Fagerholdt riß den Mund auf.

»Sie können sich doch denken, daß dort eine ganz anders tiefgehende Liebe und Nachsicht zu finden ist als bei den Menschen, die von Vorurteilen verblendet sind. Sie sehen ja, wie sie einander tagtäglich verdonnern, die Leute, unter denen wir wandeln. Und da meine innersten Gebrechen von ihnen richten lassen ... Na da erginge es uns nett Fagerholdt!«

»Aber es steht doch geschrieben, daß wir vor den Brüdern bekennen sollen und nicht in Hoffahrt verfallen,« – kam es mit etwas erhobener Stimme.

»Nein, davor fürchte ich mich am allerwenigsten, Fagerholdt, das muß ich schon sagen. Akkurat wegen dessen, was ich nicht gethan.«

»Aja – a – ha, all die Liebe in Wort und Thaten, die wir unterlassen haben, dem Nächsten zu erweisen,« bekräftigte Fagerholdt in singendem Psalmenton.

»Ja wohl, das auch,« – kam es ungeduldig. »Aber sehen Sie, woran ich vor allem denke, das ist, wie ich es vor Gott verantworten soll, wozu ich mein Leben verwendet? – Habe ich mich seiner Gaben erfreut, in meiner Jugend geliebt und im Mannesalter gut und mutig gehandelt?
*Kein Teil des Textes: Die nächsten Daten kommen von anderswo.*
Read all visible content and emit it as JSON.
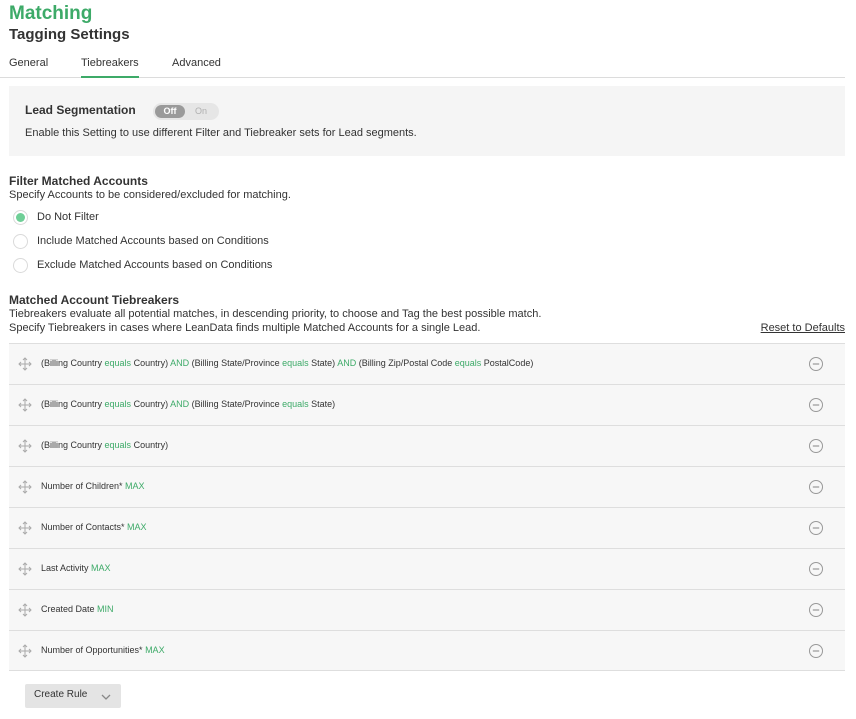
{
  "header": {
    "app_title": "Matching",
    "page_title": "Tagging Settings"
  },
  "tabs": [
    {
      "label": "General",
      "active": false
    },
    {
      "label": "Tiebreakers",
      "active": true
    },
    {
      "label": "Advanced",
      "active": false
    }
  ],
  "lead_segmentation": {
    "title": "Lead Segmentation",
    "toggle_off": "Off",
    "toggle_on": "On",
    "state": "Off",
    "description": "Enable this Setting to use different Filter and Tiebreaker sets for Lead segments."
  },
  "filter": {
    "title": "Filter Matched Accounts",
    "description": "Specify Accounts to be considered/excluded for matching.",
    "options": [
      {
        "label": "Do Not Filter",
        "checked": true
      },
      {
        "label": "Include Matched Accounts based on Conditions",
        "checked": false
      },
      {
        "label": "Exclude Matched Accounts based on Conditions",
        "checked": false
      }
    ]
  },
  "tiebreakers": {
    "title": "Matched Account Tiebreakers",
    "description_1": "Tiebreakers evaluate all potential matches, in descending priority, to choose and Tag the best possible match.",
    "description_2": "Specify Tiebreakers in cases where LeanData finds multiple Matched Accounts for a single Lead.",
    "reset_label": "Reset to Defaults",
    "rules": [
      [
        {
          "t": "(Billing Country ",
          "k": false
        },
        {
          "t": "equals",
          "k": true
        },
        {
          "t": " Country) ",
          "k": false
        },
        {
          "t": "AND",
          "k": true
        },
        {
          "t": " (Billing State/Province ",
          "k": false
        },
        {
          "t": "equals",
          "k": true
        },
        {
          "t": " State) ",
          "k": false
        },
        {
          "t": "AND",
          "k": true
        },
        {
          "t": " (Billing Zip/Postal Code ",
          "k": false
        },
        {
          "t": "equals",
          "k": true
        },
        {
          "t": " PostalCode)",
          "k": false
        }
      ],
      [
        {
          "t": "(Billing Country ",
          "k": false
        },
        {
          "t": "equals",
          "k": true
        },
        {
          "t": " Country) ",
          "k": false
        },
        {
          "t": "AND",
          "k": true
        },
        {
          "t": " (Billing State/Province ",
          "k": false
        },
        {
          "t": "equals",
          "k": true
        },
        {
          "t": " State)",
          "k": false
        }
      ],
      [
        {
          "t": "(Billing Country ",
          "k": false
        },
        {
          "t": "equals",
          "k": true
        },
        {
          "t": " Country)",
          "k": false
        }
      ],
      [
        {
          "t": "Number of Children* ",
          "k": false
        },
        {
          "t": "MAX",
          "k": true
        }
      ],
      [
        {
          "t": "Number of Contacts* ",
          "k": false
        },
        {
          "t": "MAX",
          "k": true
        }
      ],
      [
        {
          "t": "Last Activity ",
          "k": false
        },
        {
          "t": "MAX",
          "k": true
        }
      ],
      [
        {
          "t": "Created Date ",
          "k": false
        },
        {
          "t": "MIN",
          "k": true
        }
      ],
      [
        {
          "t": "Number of Opportunities* ",
          "k": false
        },
        {
          "t": "MAX",
          "k": true
        }
      ]
    ]
  },
  "create_rule": {
    "label": "Create Rule"
  },
  "colors": {
    "accent": "#3daa68",
    "radio_checked": "#6fcf97",
    "panel_bg": "#f5f5f5"
  },
  "icons": {
    "drag": "drag-move-icon",
    "remove": "minus-circle-icon",
    "dropdown": "chevron-down-icon"
  }
}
Kann ich, der ich einen so gesunden und starken Körper hatte und Verstand genug, – kann ich in Wahrheit hintreten und ihm danken für diese Reihe von Freuden, die ich für Geist und Leib aus dem Leben ziehen und Anderen hätte bereiten sollen, – oder muß ich nicht mit jenem Zöllner« – er fiel mit Pathos in den Predigerton – mich vor die Brust schlagen und sprechen: »Herr, Du gabst mir viel zur Freude, doch ich hatte Mißtrauen zu Dir, und glaubte, Du meinst es nicht ehrlich und wolltest mich bloß in die Hölle locken – und siehe, darum verwarf ich die Freude und lauerte mir auf und hütete mich voll Vorsicht, daß es Dir nicht gelinge, irgendwo Deinen Haken einzusetzen. Ja, so böse habe ich armseliger Mensch von Dir gedacht, o Herr! Nun habe ich bloß die Tiefe Deiner Barmherzigkeit, um darauf zu bauen« ...

»Herr Zollinspektor, ich sehe schon, Sie wollen mir und meiner Art von Glauben an den Leib, – aber daß unser Herrgott einen redlichen, wenngleich schwachen Willen, der Sünde zu entgehen, so behandeln sollte, anstatt mit Wohlgefallen auf unseren Kampf gegen das Fleisch zu sehen, das – das ... Nein, es bleibt schon dabei, daß es die Kleinen und Demütigen sind, die das Reich erben werden.«

»Aber jene, die das Unglück haben, einen klaren Verstand zu besitzen, meinen Sie, die, die werden zur Hölle fahren!«

»Man könnte glauben, Sie treiben Scherz und Spott mit diesen Dingen, wenn man es nicht besser wüßte, Herr Zollinspektor,« – rief Fagerholdt ärgerlich aus.

»Ja – ja, es mag so scheinen« ... sagte der Zollinspektor grübelnd und mit einem Ausdruck steigender Wehmut, der Fagerholdt betroffen und ungewiß machte.

»Es geht eben jeder von uns seinen Weg, Herr Zollinspektor,« – äußerte er still und nahm den Seitenpfad zu seinem Haus, das dort auf dem Hügelrücken lag.

Der Großvater ging weiter und schwang nachdenklich seinen Stock.

»Du, der Mann da gab mir wahrhaftig eine Lektion ... ja eine Lektion ... Diese Dinge soll man nicht gegenseitig betasten« – – – – – –

Der Besuch bei Jungfer Langvig fiel befriedigend aus.

Beim Heimweg fühlte man dünnen Schnee oder Gisgraupen in der grauen Luft. Die Dämmerung verbreitete sich, und da und dort zündete man in der Stadt unten Licht an.

Der Großvater war in gemütliche Laune geraten, er erzählte Terna von den Jahren, da er auf Kauffahrteischiffen fuhr, während sie weit draußen auf dem Meer die roten und grünen Blitze des Leuchtfeuers zucken sahen.